Because Vulliamy ‘walked the walk’ with this band of refugees, he has undoubtedly absorbed their stories and sufferings and shared their understandable bewilderment at the apparent lack of response by the outside world.

But reality never matches expectations. While one may criticise the international community for how it handled the war, there can be no denying its efforts to solve the crisis. This war was not the fault of the international community.

It was home-based, planned and conducted by Yugoslavs. Hundreds of international negotiators, and thousands of peacekeepers, were positioned throughout the republics seeking to find a solution acceptable to the three warring sides.

NATO deployed its strength. It is easy, in hindsight, to write that the world’s diplomatic leaders should not have had any dealings with Karadzic, but the reality was quite different. In order to make progress in Bosnia, one had no choice but to negotiate with Karadzic, who was the undisputed leader of the Bosnian Serbs. It may have been unpalatable, but as one such negotiator, I make no excuse for my frequent dealings with him.

However, the main theme of Vulliamy’s remarkable book is the story of the victims and it is they who rightly take centre-stage. We share their suffering and pain, their anger and frustration. We see them as they were then and how they are now.

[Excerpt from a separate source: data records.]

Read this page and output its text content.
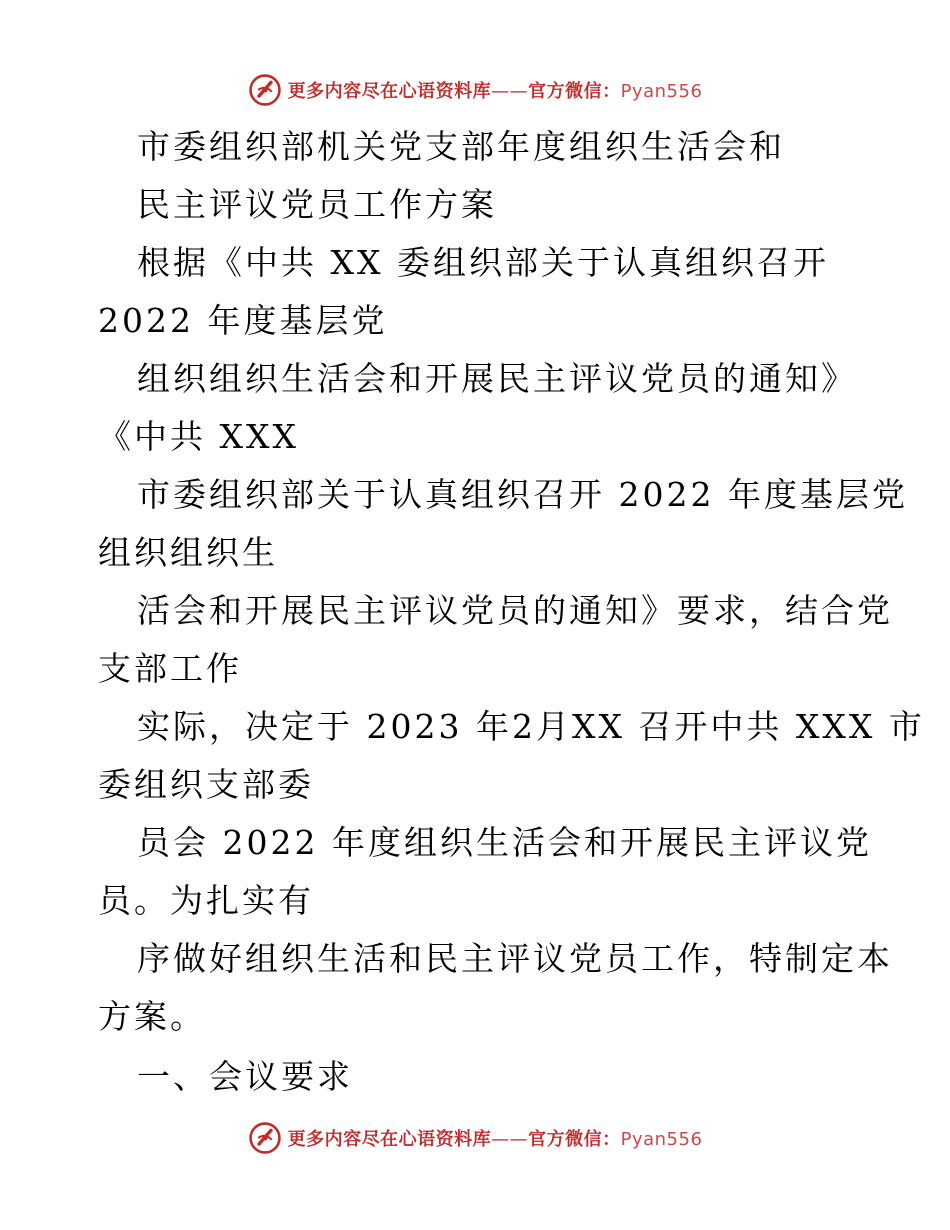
更多内容尽在心语资料库——官方微信：Pyan556
市委组织部机关党支部年度组织生活会和
民主评议党员工作方案
根据《中共 XX 委组织部关于认真组织召开
2022 年度基层党
组织组织生活会和开展民主评议党员的通知》
《中共 XXX
市委组织部关于认真组织召开 2022 年度基层党
组织组织生
活会和开展民主评议党员的通知》要求，结合党
支部工作
实际，决定于 2023 年2月XX 召开中共 XXX 市
委组织支部委
员会 2022 年度组织生活会和开展民主评议党
员。为扎实有
序做好组织生活和民主评议党员工作，特制定本
方案。
一、会议要求
更多内容尽在心语资料库——官方微信：Pyan556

As Vulliamy correctly points out “those most horribly insulted, of course, were the disbelieving camp survivors and relatives of the dead. They ask little, these people, but I believe that those who survive and are left bereaved by such crimes are owed at least one thing: they should be given back their lives by an admission of what happened. Their sanity requires that history records and acknowledges the truth of the atrocities that were committed against them and those they lost”.

Perhaps ignoring this is the greatest crime of all.

* Col Colm Doyle is a retired Irish Army officer who served in the former Yugoslavia as head of the EC Monitor Mission for Bosnia from Oct 1991 to Apr ’92. He has also served at United Nations in New York as chief of staff of the military division, Department of Peacekeeping Operations, from Jan 2004 to Mar 2006. He has testified as a witness at the trials of Slobodan Milosevic and Radovan Karadzic, at the War Crimes Tribunal in The Hague, and will give evidence at the forthcoming trial of Ratko Mladic.